Por exemplo: uma rota de 10 produtores que somam 4.000 litros não vai ter sucesso com um tanque de 11.000 litros no caminhão. Tem que enviar um caminhão 3/4 com tanquinho de 4.500 litros. Quão maior for a ocupação média do caminhão e dos compartimentos mais preservada será a temperatura original do leite.
Resolvida essa questão da capacidade do caminhão, é preciso pensar a logística de forma diferente, e isso pode sim aumentar a quilometragem da rota, mas a boa surpresa é que as vezes não aumenta.
Observamos que se os transportadores coletassem o leite abaixo de 4°C de fato, aquela realidade de 9°C a 10°C caia de imediato para 6°C a 8°C em média e que as ocorrências de temperatura mais altas eram registradas em compartimentos com menos de 70% de ocupação.
Pensando na mesma rota hipotética de 10 produtores com 4.000 litros, montei uma simulação bem simples:
Logicamente a simulação é simplória porque temos outros fatores como horário de ordenha por exemplo, mas a mensagem é a seguinte: quanto mais volume de leite gelado entrar no compartimento quando ele for aberto, na primeira coleta do compartimento em questão, menos a temperatura total vai subir.
Nesse modelo, a logística tradicional não é de todo ruim, mas o fator espera para descarga faz com que o compartimento 3 aumente mais a temperatura. Ele tem 56% de volume e foi aberto no final, no horário mais quente da coleta.
Tem que estudar caso a caso. É preciso entrar no caminhão, estudar a rota, fazer alterações e testar até dar certo.
Regulagem de tanques nas fazendas:
Os transportadores devem ter um “livro de ocorrências” diário, ou o sistema de coleta ter essa função. Devem ter um termômetro para fazer a comparação da temperatura do leite com a temperatura do tanque do produtor rotineiramente. Ao identificar diferenças, informar ao setor responsável da empresa para providências imediatas. Também é fundamental o laticínio manter as auditorias de coleta periódicas.
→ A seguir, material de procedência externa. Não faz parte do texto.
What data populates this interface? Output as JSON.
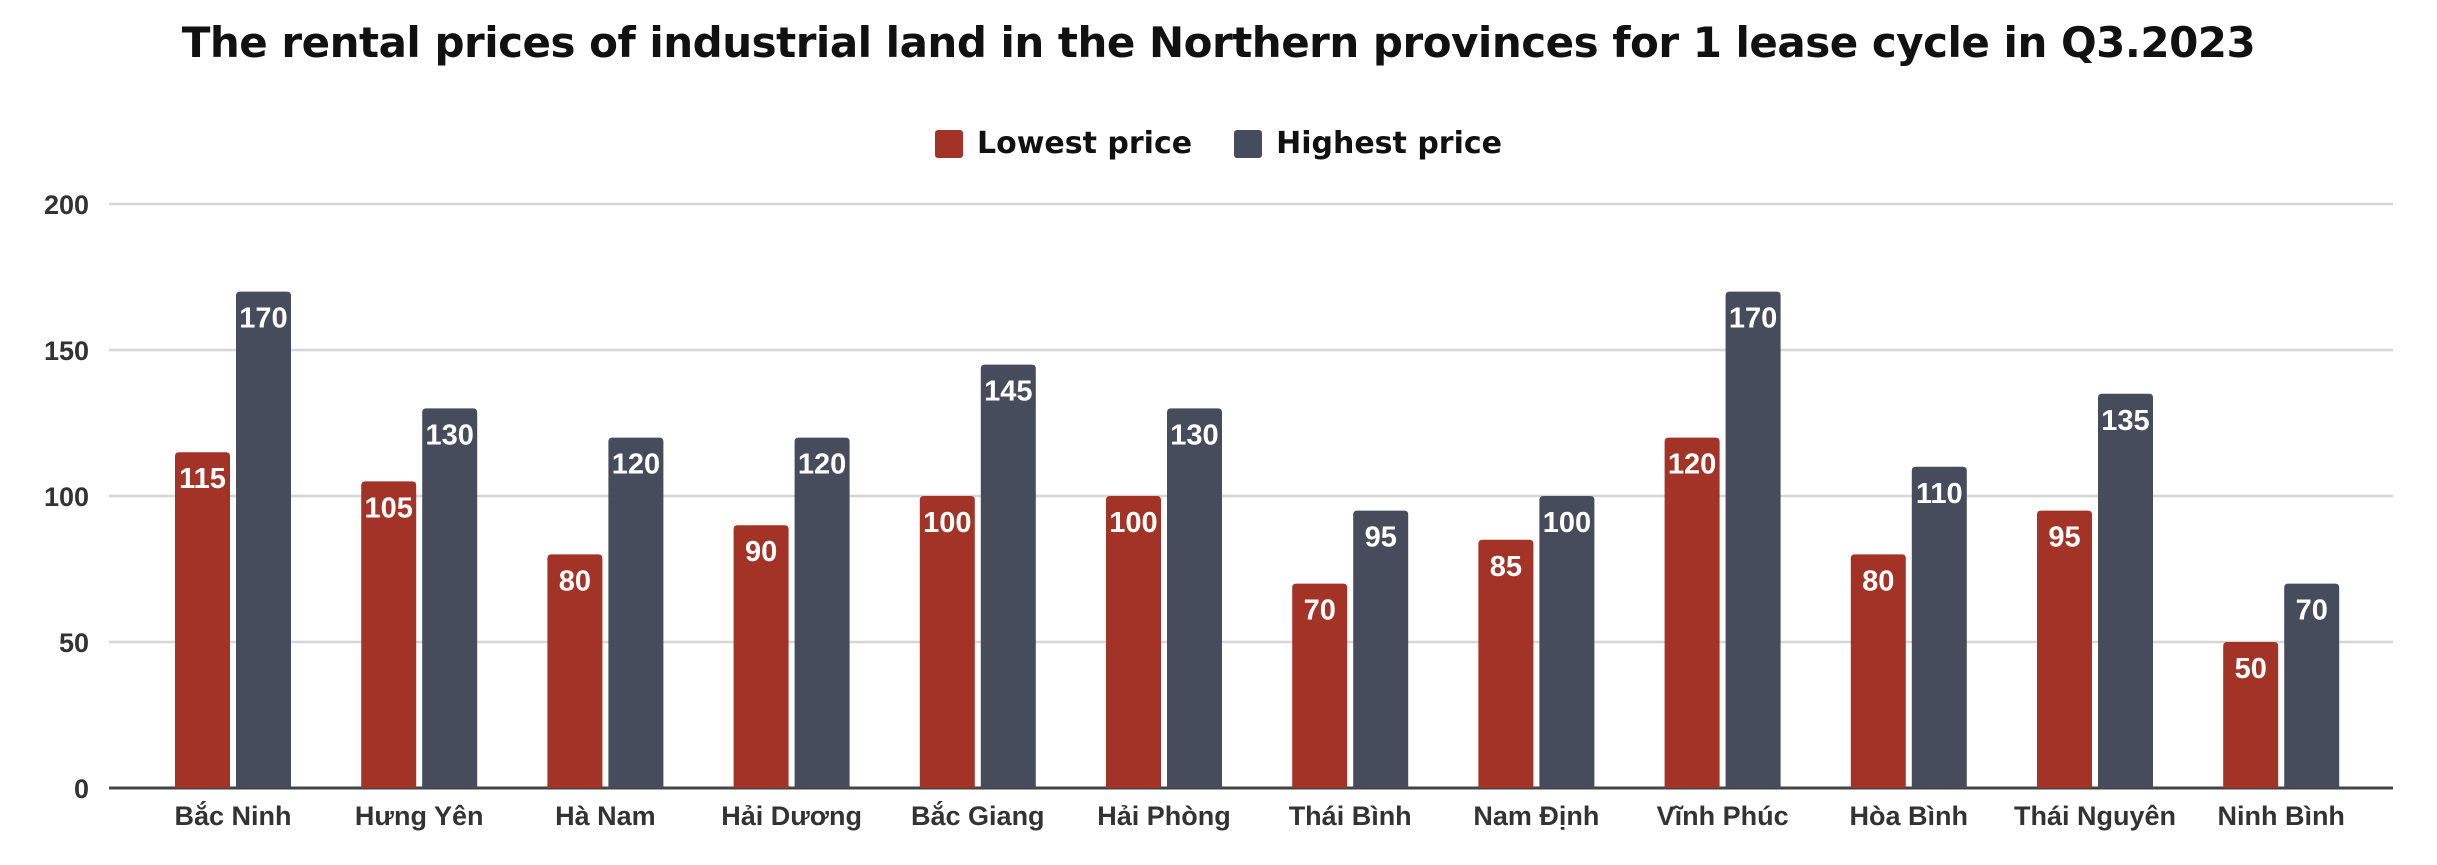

Os tanques devem ligar, via de regra, com 4°C e desligar com 3°C. Existem equipamentos que quando bem ajustados a produção da fazenda (com baixa ociosidade) permitem regular ligando com 3°C e desligando com 2°C, isso ajuda muito.
Nesse caso, o profissional deve aumentar os períodos de agitação do leite na programação do equipamento. Mas precisa ser testado com cuidado, por um profissional especializado, porque alguns equipamentos congelam nessa faixa de programação.
Concluindo
Essas estratégias são muito eficientes, mas existem peculiaridades em cada região, produtor, empresa ou rota. O importante é minimizar todos os desvios que tem maior impacto no tema e fazer acontecer. É preciso ter procedimento desenhado e que todos cumpram a sua parte para ter um resultado de sucesso.
No último mês conseguimos média de temperatura na plataforma de 4,5°C. Esse é o meio do caminho para outro requisito da nova legislação, CBT nos silos. Com média de CBT nos produtores de 9 no mesmo período, conseguimos média nos silos da empresa de 54 mil. É um bom número, folgado em relação a legislação, mas queremos mais. O ajuste é fino, mas ainda dá para melhorar.